Interview with Director Whittaker
What was it like working on a game during the N64 days?
"I think it was the most creative time to be in the industry. There was just so much going on that still has resonance today. Titles such as my Alien Vs Predator and Goldeneye along with Quake and Wolfenstein and a slew of other releases really set a template for the titles that myself and other studios are still developing some 20 years later. It seems a cliché but it really was a golden age of gaming. I worked on games through the 80's but the hardware didn't really do justice to our imaginations. The Goldeneye era and machines such as the N64 and Atari Jaguar really were a quantum leap in graphical and processing power. The gaming world changed around that time with the first opportunity to actually make games that we really wanted to make. It was the start of the barriers coming down between the developer and the hardware."

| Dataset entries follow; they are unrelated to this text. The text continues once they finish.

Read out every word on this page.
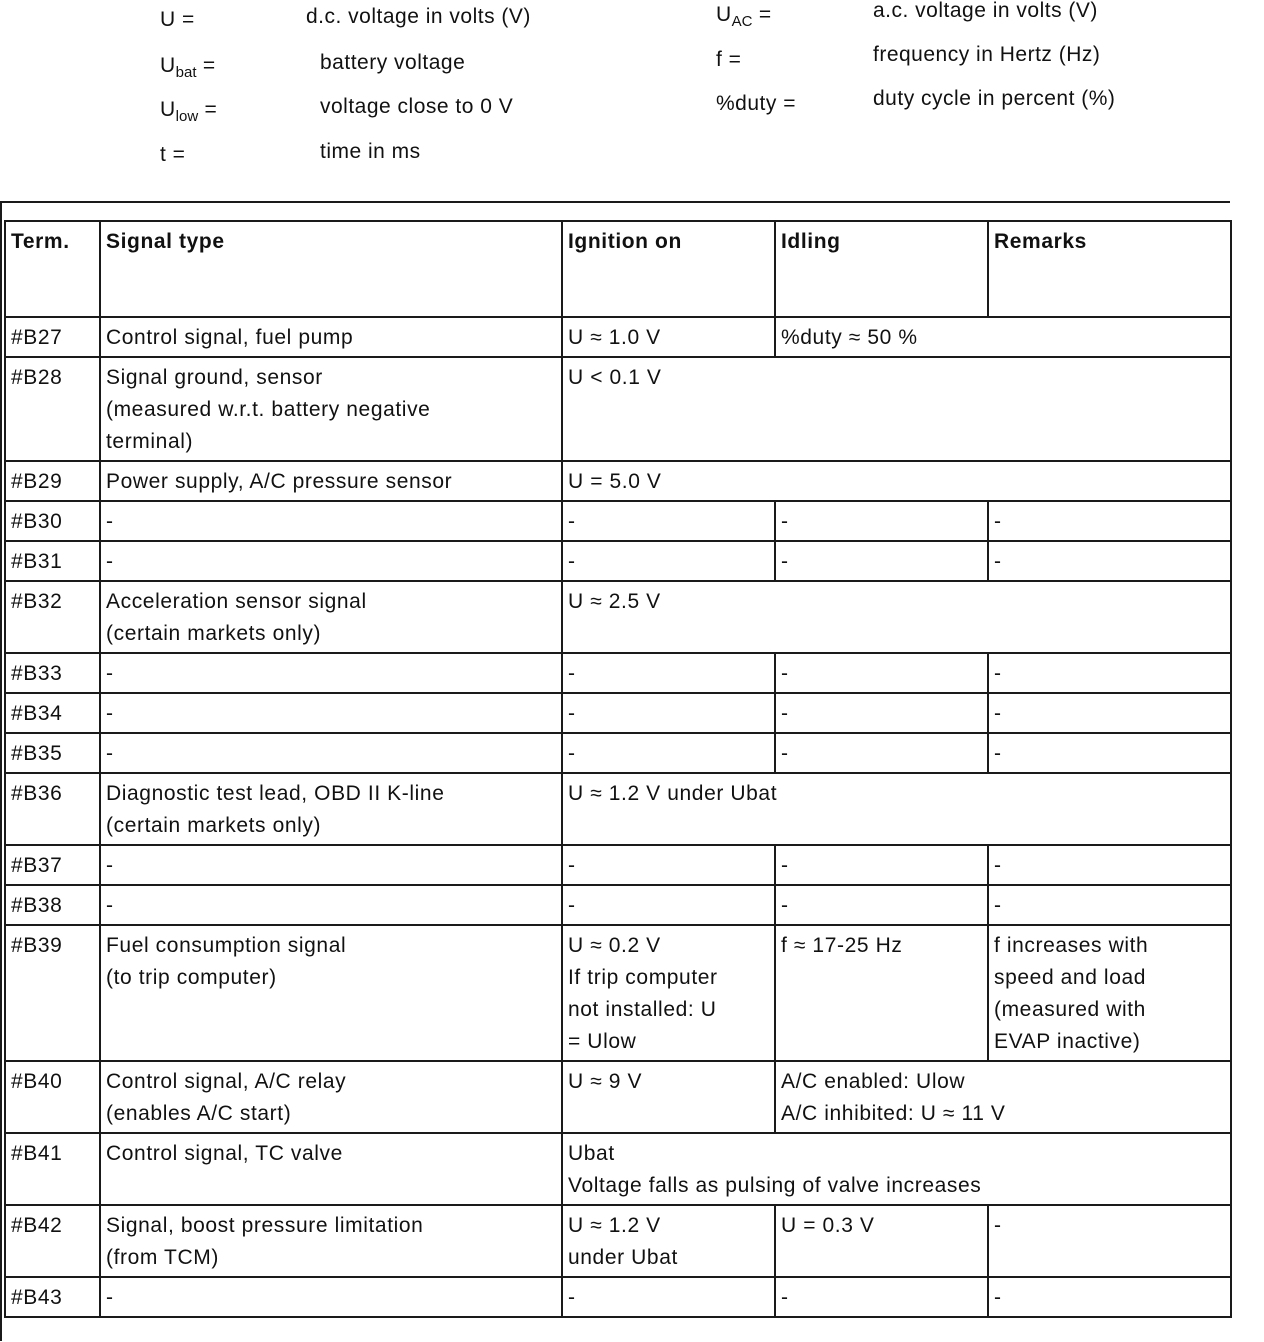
U =	d.c. voltage in volts (V)
$U_{bat}$ =	battery voltage
$U_{low}$ =	voltage close to 0 V
t =	time in ms
$U_{AC}$ =	a.c. voltage in volts (V)
f =	frequency in Hertz (Hz)
%duty =	duty cycle in percent (%)
Term.	Signal type	Ignition on	Idling	Remarks
#B27	Control signal, fuel pump	U ≈ 1.0 V	%duty ≈ 50 %	

#B28	Signal ground, sensor
(measured w.r.t. battery negative
terminal)	U < 0.1 V		

#B29	Power supply, A/C pressure sensor	U = 5.0 V		

#B30	-	-	-	-

#B31	-	-	-	-

#B32	Acceleration sensor signal
(certain markets only)	U ≈ 2.5 V		

#B33	-	-	-	-

#B34	-	-	-	-

#B35	-	-	-	-

#B36	Diagnostic test lead, OBD II K-line
(certain markets only)	U ≈ 1.2 V under Ubat		

#B37	-	-	-	-

#B38	-	-	-	-

#B39	Fuel consumption signal
(to trip computer)	U ≈ 0.2 V
If trip computer
not installed: U
= Ulow	f ≈ 17-25 Hz	f increases with
speed and load
(measured with
EVAP inactive)

#B40	Control signal, A/C relay
(enables A/C start)	U ≈ 9 V	A/C enabled: Ulow
A/C inhibited: U ≈ 11 V	

#B41	Control signal, TC valve	Ubat
Voltage falls as pulsing of valve increases		

#B42	Signal, boost pressure limitation
(from TCM)	U ≈ 1.2 V
under Ubat	U = 0.3 V	-

#B43	-	-	-	-
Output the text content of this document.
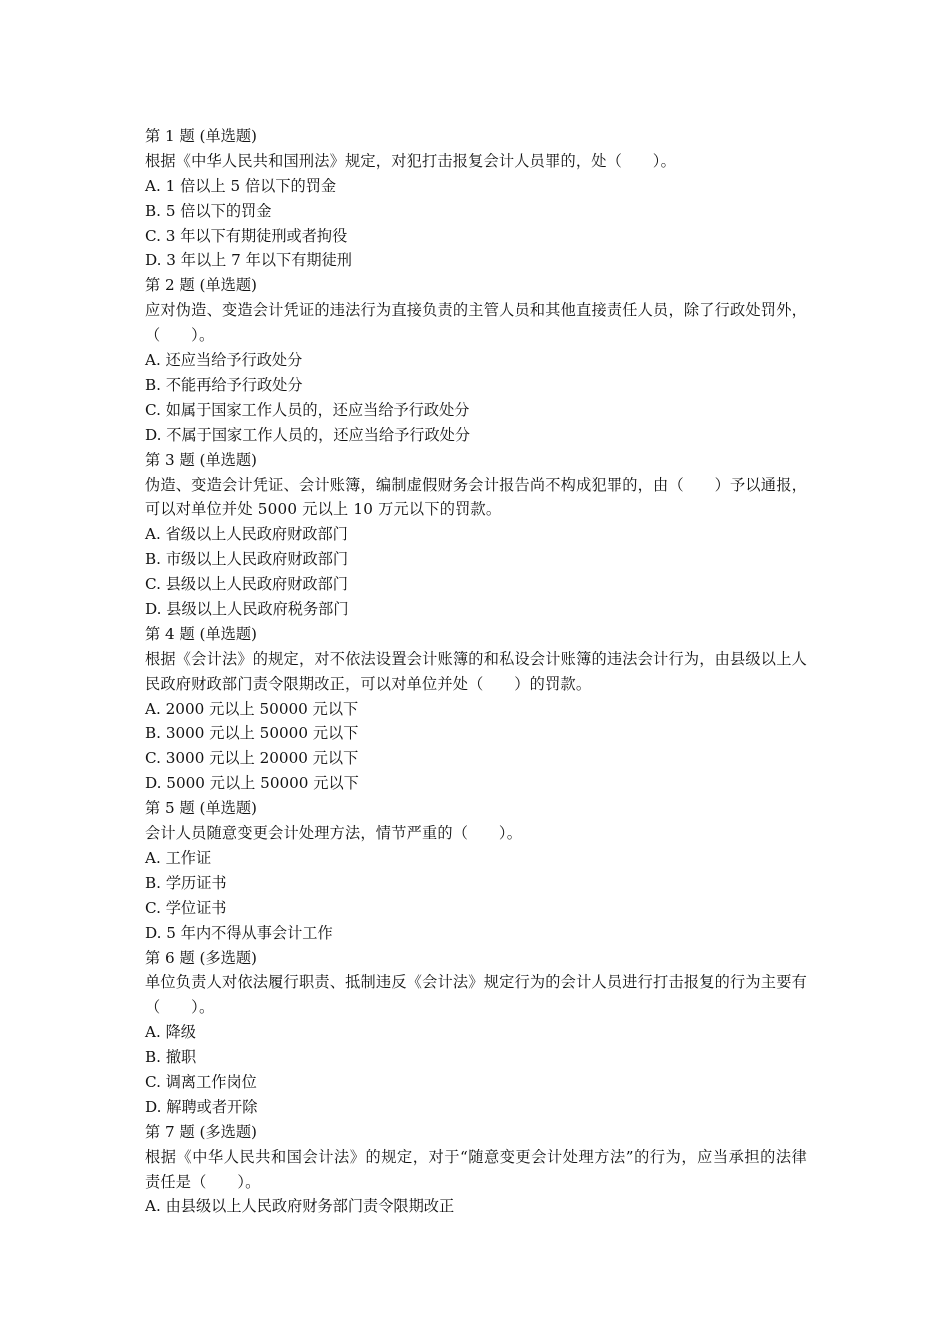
第 1 题 (单选题)
根据《中华人民共和国刑法》规定，对犯打击报复会计人员罪的，处（　　）。
A. 1 倍以上 5 倍以下的罚金
B. 5 倍以下的罚金
C. 3 年以下有期徒刑或者拘役
D. 3 年以上 7 年以下有期徒刑
第 2 题 (单选题)
应对伪造、变造会计凭证的违法行为直接负责的主管人员和其他直接责任人员，除了行政处罚外，（　　）。
A. 还应当给予行政处分
B. 不能再给予行政处分
C. 如属于国家工作人员的，还应当给予行政处分
D. 不属于国家工作人员的，还应当给予行政处分
第 3 题 (单选题)
伪造、变造会计凭证、会计账簿，编制虚假财务会计报告尚不构成犯罪的，由（　　）予以通报，可以对单位并处 5000 元以上 10 万元以下的罚款。
A. 省级以上人民政府财政部门
B. 市级以上人民政府财政部门
C. 县级以上人民政府财政部门
D. 县级以上人民政府税务部门
第 4 题 (单选题)
根据《会计法》的规定，对不依法设置会计账簿的和私设会计账簿的违法会计行为，由县级以上人民政府财政部门责令限期改正，可以对单位并处（　　）的罚款。
A. 2000 元以上 50000 元以下
B. 3000 元以上 50000 元以下
C. 3000 元以上 20000 元以下
D. 5000 元以上 50000 元以下
第 5 题 (单选题)
会计人员随意变更会计处理方法，情节严重的（　　）。
A. 工作证
B. 学历证书
C. 学位证书
D. 5 年内不得从事会计工作
第 6 题 (多选题)
单位负责人对依法履行职责、抵制违反《会计法》规定行为的会计人员进行打击报复的行为主要有（　　）。
A. 降级
B. 撤职
C. 调离工作岗位
D. 解聘或者开除
第 7 题 (多选题)
根据《中华人民共和国会计法》的规定，对于“随意变更会计处理方法”的行为，应当承担的法律责任是（　　）。
A. 由县级以上人民政府财务部门责令限期改正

Looking back now, do you think it could have been any better?
"I think in retrospect every title can have some tweaks or changes. I think any developer in the business will say that about every game. Am I happy with how the game turned out? Yes, definitely. It has become a gaming icon, how could myself, Rare, MGM and everyone involved not be happy with a game that it still played and loved my millions today."
Have you guys have any thoughts about doing a 007: Goldeneye remaster?
"Short answer is that, unfortunately, it’s nothing to do with me. I no longer work for Metro Goldwyn Mayer. If a new one is ever in the works, I hope I would be invited to get involved as I would sign on the dotted line without a second's hesitation!
My association with FPS is far from over; 34 years after starting my career I have been involved in the development of Rogue Islands, a new procedurally generated FPS that is taking the gaming world by storm. Will Rogue Islands follow its illustrious predecessors such as AvP and Goldeneye? Will I be celebrating the 20th anniversary of an iconic game in 20 years time from my retirement home? Only time will tell."
Did you guys know how popular the game would be?
"Absolutely not. Of course we knew we had the hottest property that MGM had to offer in Goldeneye and there was a genuine desire to make the game the best it could be. That said, no-one ever knows how well a game will do. You give it all your love and passion and commitment and put a game out in the world. After that longevity and survival of a game is really down to the public reception. We were massively successful and the public were fantastic. I guess the answer why is simple: who wouldn't want to become James Bond! albeit from your living room!"
What did you do to help create Goldeneye?
"I was director of development at Metro Goldwyn Mayer. That meant that I was responsible for all the interactive titles that used key company franchises, such as James Bond. So, working with Nintendo, I was representing MGM as the key stakeholder in the game, ensuring that the Bond licence was properly used and managed as befitting such an amazing franchise. I was also involved in asking Rare to develop the title, as I considered them to be the top team in the world at that time. Additionally, having just come off development of Alien Vs Predator (the second only first person shooter in history) just before we started Goldeneye, I was able to get involved in gameplay design, AI, cinematic ideas and a whole host of other things. I had literally just finished a massively successful FPS with a movie licence as the programmer and joint designer so all those skills were able to be ported into the vision for Goldeneye. I spent a significant amount of time at the filming of the actual Bond movies to really get a feel of how a Bond game should be, which was fed back to the group. I really wanted a game that was cinematic, really special and fun!"
What is your favourite part of the game?
"I honestly don't have a favourite part. My favourite aspect of the game is the cinematic look and feel throughout and that you really do feel like you are James Bond. My vision for movie-licensed games has always been that they should be a cinematic interactive experience. The player needs plenty to do, but they really do need to feel that they are living in the world of the movie with grand cinematics and set pieces that suck you into the game. Goldeneye has that in spades!"
It's amazing how far we have come already in the game industry and still have tyrant's like Whittaker in there bringing new ideas, concepts, and stories through incredible worlds developed through passion! I look forward to see what else is created and feel lucky to be going along for the journey!